England: Courts disrupted as barristers make plea for decent pay

England: Courts disrupted as barristers make plea for decent pay

Credit: Anne Mannion

Eight in 10 Crown Court hearings suffered disruption yesterday as criminal barristers in England and Wales began their first day of strike action over legal aid pay.

The leaders of the Criminal Bar Association (CBA) said that at least six murder trials at the Old Bailey had been delayed due to the strike, which will run sporadically for at least one month.

The Ministry of Justice, however, contradicted the CBA’s claim that 80 per cent of cases had been postponed, saying instead that up to 30 per cent had been “disrupted”.

Barristers demonstrated outside crown courts across the country, from Manchester and Leeds to Birmingham, Cardiff and Bristol.

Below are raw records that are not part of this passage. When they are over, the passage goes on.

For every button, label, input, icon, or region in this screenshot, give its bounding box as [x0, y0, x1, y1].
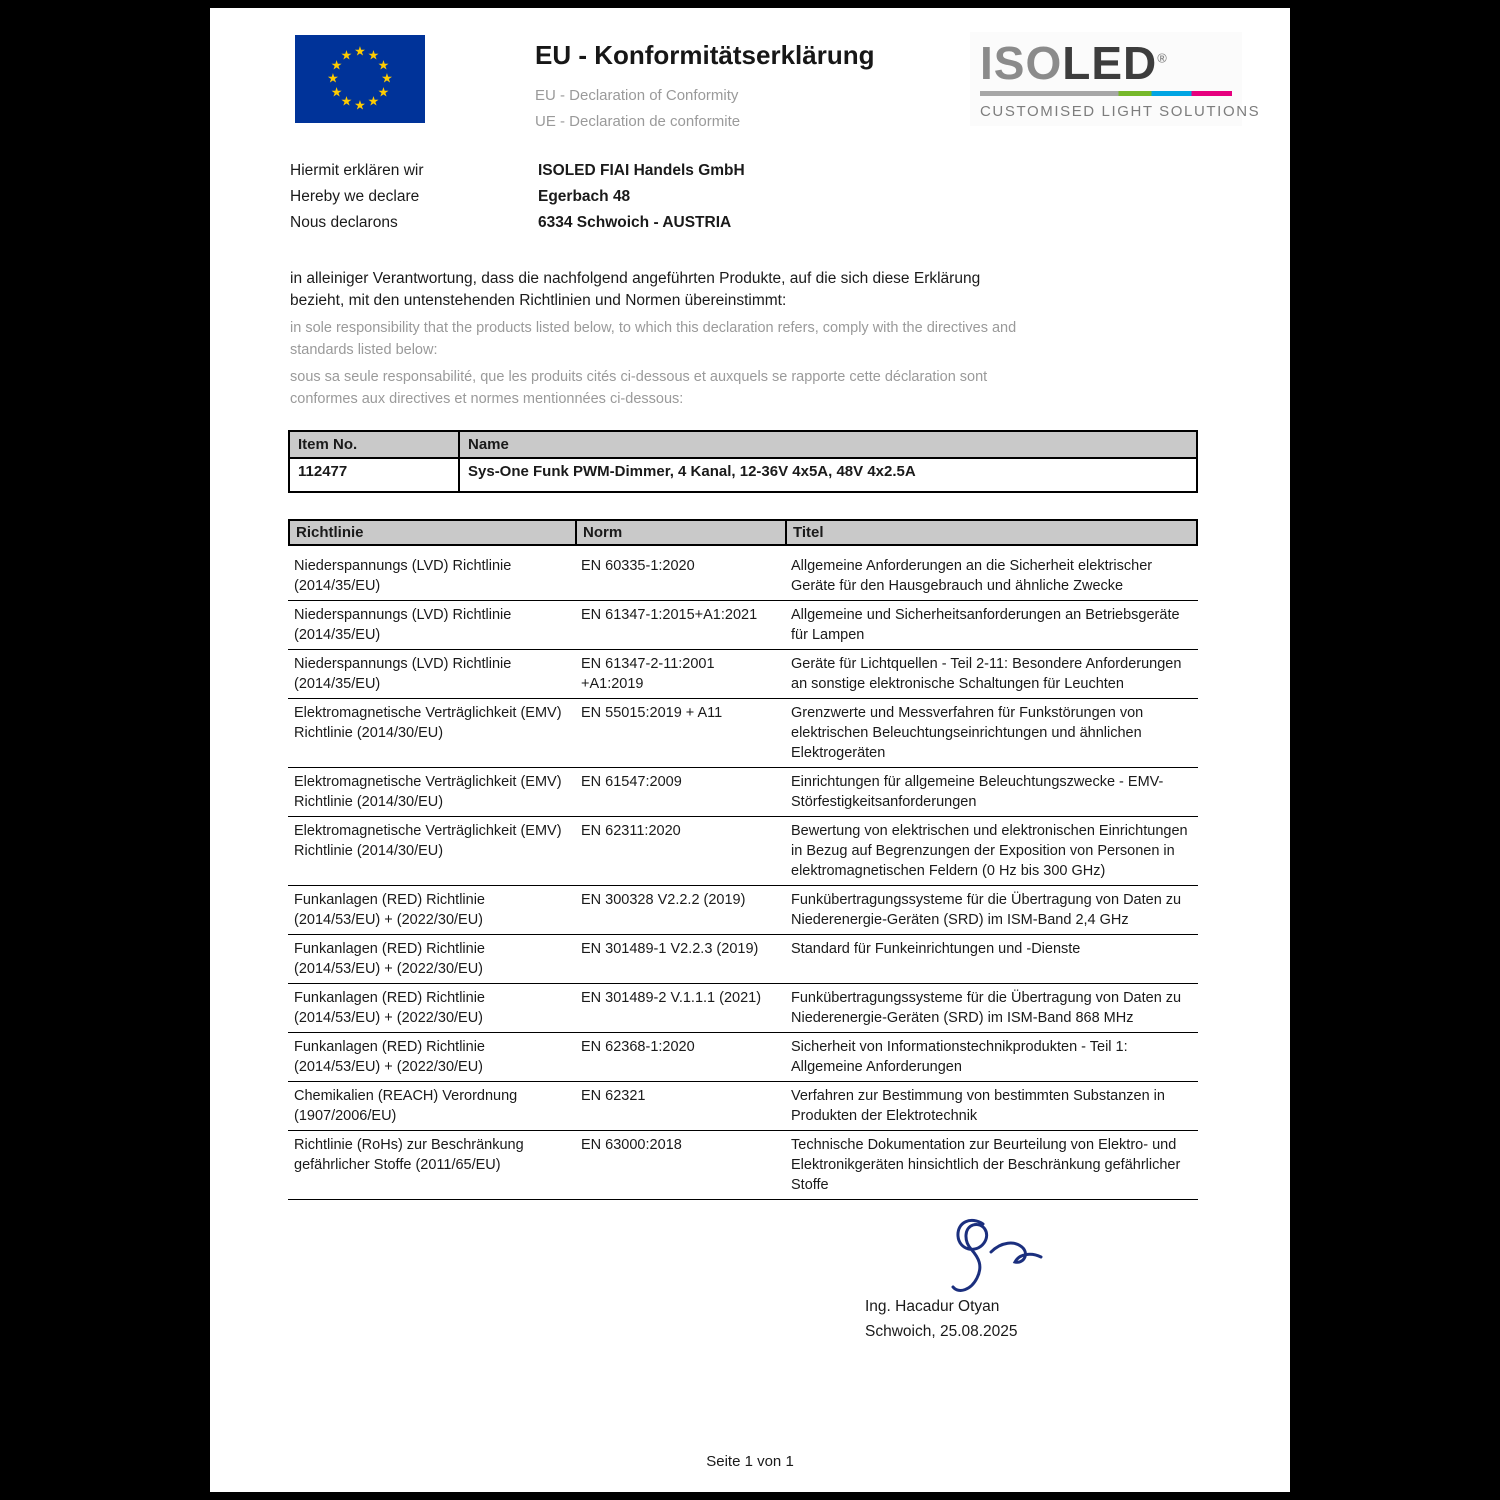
logo-color-strip [980, 91, 1232, 96]
eu-star: ★ [367, 93, 380, 109]
document-page [210, 8, 1290, 1492]
cell-richtlinie: Chemikalien (REACH) Verordnung (1907/2006/EU) [294, 1088, 518, 1124]
cell-richtlinie: Richtlinie (RoHs) zur Beschränkung gefährlicher Stoffe (2011/65/EU) [294, 1137, 524, 1173]
cell-titel: Sicherheit von Informationstechnikprodukten - Teil 1: Allgemeine Anforderungen [791, 1039, 1128, 1075]
cell-richtlinie: Funkanlagen (RED) Richtlinie (2014/53/EU) + (2022/30/EU) [294, 1039, 485, 1075]
eu-star: ★ [367, 47, 380, 63]
eu-star: ★ [330, 57, 343, 72]
eu-star: ★ [377, 57, 390, 72]
table-row [288, 650, 1198, 699]
cell-titel: Allgemeine Anforderungen an die Sicherheit elektrischer Geräte für den Hausgebrauch und ähnliche Zwecke [791, 558, 1153, 594]
cell-norm: EN 62311:2020 [581, 823, 681, 839]
table-row [288, 886, 1198, 935]
cell-titel: Funkübertragungssysteme für die Übertragung von Daten zu Niederenergie-Geräten (SRD) im ISM-Band 2,4 GHz [791, 892, 1182, 928]
isoled-logo-text [980, 37, 1232, 89]
eu-star: ★ [377, 84, 390, 99]
table-row [288, 984, 1198, 1033]
table-row [288, 1131, 1198, 1200]
eu-star: ★ [354, 43, 366, 59]
cell-norm: EN 61347-2-11:2001 +A1:2019 [581, 656, 715, 692]
registered-mark-icon: ® [1157, 50, 1168, 66]
cell-richtlinie: Funkanlagen (RED) Richtlinie (2014/53/EU) + (2022/30/EU) [294, 892, 485, 928]
company-city: 6334 Schwoich - AUSTRIA [538, 214, 732, 231]
item-table-header-row [289, 431, 1197, 458]
signature-block [865, 1214, 1185, 1341]
cell-richtlinie: Funkanlagen (RED) Richtlinie (2014/53/EU) + (2022/30/EU) [294, 941, 485, 977]
page-title: EU - Konformitätserklärung [535, 40, 875, 70]
cell-titel: Technische Dokumentation zur Beurteilung von Elektro- und Elektronikgeräten hinsichtlich der Beschränkung gefährlicher Stoffe [791, 1137, 1181, 1193]
cell-norm: EN 301489-2 V.1.1.1 (2021) [581, 990, 762, 1006]
page-number: Seite 1 von 1 [706, 1453, 794, 1470]
cell-richtlinie: Niederspannungs (LVD) Richtlinie (2014/35/EU) [294, 656, 512, 692]
eu-flag [295, 35, 425, 123]
cell-richtlinie: Niederspannungs (LVD) Richtlinie (2014/35/EU) [294, 558, 512, 594]
table-row [288, 601, 1198, 650]
subtitle-french: UE - Declaration de conformite [535, 113, 741, 130]
cell-item-name: Sys-One Funk PWM-Dimmer, 4 Kanal, 12-36V 4x5A, 48V 4x2.5A [459, 458, 1197, 492]
cell-norm: EN 300328 V2.2.2 (2019) [581, 892, 746, 908]
logo-led-part: LED [1062, 37, 1158, 89]
statement-french: sous sa seule responsabilité, que les produits cités ci-dessous et auxquels se rapporte cette déclaration sont conformes aux directives et normes mentionnées ci-dessous: [290, 369, 988, 407]
table-row [288, 1033, 1198, 1082]
column-header-norm: Norm [577, 521, 787, 544]
cell-richtlinie: Elektromagnetische Verträglichkeit (EMV) Richtlinie (2014/30/EU) [294, 823, 562, 859]
cell-titel: Bewertung von elektrischen und elektronischen Einrichtungen in Bezug auf Begrenzungen der Exposition von Personen in elektromagnetischen Feldern (0 Hz bis 300 GHz) [791, 823, 1188, 879]
eu-star: ★ [381, 70, 393, 86]
cell-norm: EN 55015:2019 + A11 [581, 705, 723, 721]
table-row [288, 699, 1198, 768]
declaration-intro [290, 158, 1290, 236]
directives-table [288, 519, 1198, 1200]
cell-norm: EN 301489-1 V2.2.3 (2019) [581, 941, 759, 957]
subtitle-english: EU - Declaration of Conformity [535, 87, 739, 104]
cell-titel: Geräte für Lichtquellen - Teil 2-11: Besondere Anforderungen an sonstige elektronische Schaltungen für Leuchten [791, 656, 1182, 692]
eu-star: ★ [330, 84, 343, 99]
cell-titel: Allgemeine und Sicherheitsanforderungen an Betriebsgeräte für Lampen [791, 607, 1180, 643]
cell-norm: EN 60335-1:2020 [581, 558, 695, 574]
title-block [535, 40, 875, 139]
cell-norm: EN 61547:2009 [581, 774, 682, 790]
cell-titel: Standard für Funkeinrichtungen und -Dienste [791, 941, 1081, 957]
cell-item-no: 112477 [289, 458, 459, 492]
isoled-logo [970, 32, 1261, 126]
eu-star: ★ [327, 70, 339, 86]
eu-star: ★ [340, 93, 353, 109]
signature-place-date: Schwoich, 25.08.2025 [865, 1323, 1018, 1340]
cell-titel: Einrichtungen für allgemeine Beleuchtungszwecke - EMV-Störfestigkeitsanforderungen [791, 774, 1164, 810]
table-row [288, 817, 1198, 886]
table-row [288, 1082, 1198, 1131]
eu-star: ★ [340, 47, 353, 63]
column-header-richtlinie: Richtlinie [290, 521, 577, 544]
handwritten-signature [913, 1214, 1063, 1296]
cell-norm: EN 62368-1:2020 [581, 1039, 695, 1055]
statement-german: in alleiniger Verantwortung, dass die nachfolgend angeführten Produkte, auf die sich diese Erklärung bezieht, mit den untenstehenden Richtlinien und Normen übereinstimmt: [290, 270, 981, 309]
cell-norm: EN 61347-1:2015+A1:2021 [581, 607, 758, 623]
statement-english: in sole responsibility that the products listed below, to which this declaration refers, comply with the directives and standards listed below: [290, 320, 1017, 358]
column-header-item-no: Item No. [289, 431, 459, 458]
declare-label-de: Hiermit erklären wir [290, 162, 424, 179]
cell-titel: Funkübertragungssysteme für die Übertragung von Daten zu Niederenergie-Geräten (SRD) im ISM-Band 868 MHz [791, 990, 1182, 1026]
cell-norm: EN 63000:2018 [581, 1137, 682, 1153]
signer-name: Ing. Hacadur Otyan [865, 1298, 1000, 1315]
eu-star: ★ [354, 97, 366, 113]
table-row [288, 768, 1198, 817]
cell-titel: Grenzwerte und Messverfahren für Funkstörungen von elektrischen Beleuchtungseinrichtungen und ähnlichen Elektrogeräten [791, 705, 1144, 761]
item-table [288, 430, 1198, 493]
column-header-titel: Titel [793, 524, 824, 541]
cell-titel: Verfahren zur Bestimmung von bestimmten Substanzen in Produkten der Elektrotechnik [791, 1088, 1165, 1124]
item-table-row [289, 458, 1197, 492]
column-header-name: Name [459, 431, 1197, 458]
directives-table-body [288, 552, 1198, 1200]
table-row [288, 552, 1198, 601]
declare-label-fr: Nous declarons [290, 214, 398, 231]
declare-label-en: Hereby we declare [290, 188, 420, 205]
responsibility-statement [290, 268, 1038, 410]
declaration-labels [290, 158, 538, 236]
company-name: ISOLED FIAI Handels GmbH [538, 162, 745, 179]
cell-richtlinie: Elektromagnetische Verträglichkeit (EMV) Richtlinie (2014/30/EU) [294, 705, 562, 741]
company-address [538, 158, 745, 236]
cell-richtlinie: Funkanlagen (RED) Richtlinie (2014/53/EU) + (2022/30/EU) [294, 990, 485, 1026]
company-street: Egerbach 48 [538, 188, 631, 205]
cell-norm: EN 62321 [581, 1088, 646, 1104]
cell-richtlinie: Elektromagnetische Verträglichkeit (EMV) Richtlinie (2014/30/EU) [294, 774, 562, 810]
logo-tagline: CUSTOMISED LIGHT SOLUTIONS [980, 103, 1261, 120]
directives-table-header [288, 519, 1198, 546]
logo-iso-part: ISO [980, 37, 1063, 89]
table-row [288, 935, 1198, 984]
cell-richtlinie: Niederspannungs (LVD) Richtlinie (2014/35/EU) [294, 607, 512, 643]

Jo Sidhu QC, chairman of the CBA, told pickets at the Old Bailey: “They pay to get to court out of their pockets. By the time they come home of an evening, they’ve often got less in their pocket than they started the day with.”

Daniel Calder, a criminal barrister on the picket line, said: “The current system is unsustainable. I don’t think you’ll find any criminal barrister in practice who has not at some point thought about leaving. I think about leaving, to be honest, pretty much every day. We stick around because if we don’t, there will be nobody left.”

Christian Fox, a barrister at Becket Chambers, said: “The assets that are needed for justice have been depleted. Over 250 courts have closed since 2010. That not only means less cases being heard but also increased difficulty for those who rely on public transport to reach a court. Where I live, they closed the court and it is now a hotel. In the next town, they have opened a Nightingale court in a hotel, which at least shows the Ministry of Justice has an ironic sense of humour, however misplaced.”

The CBA said incomes have declined by nearly 30 per cent over the past 20 years and that criminal barristers make an average of £12,200 after expenses during their first three years in practice. The poor remuneration has driven 22 per cent of the junior bar out of the profession since 2016.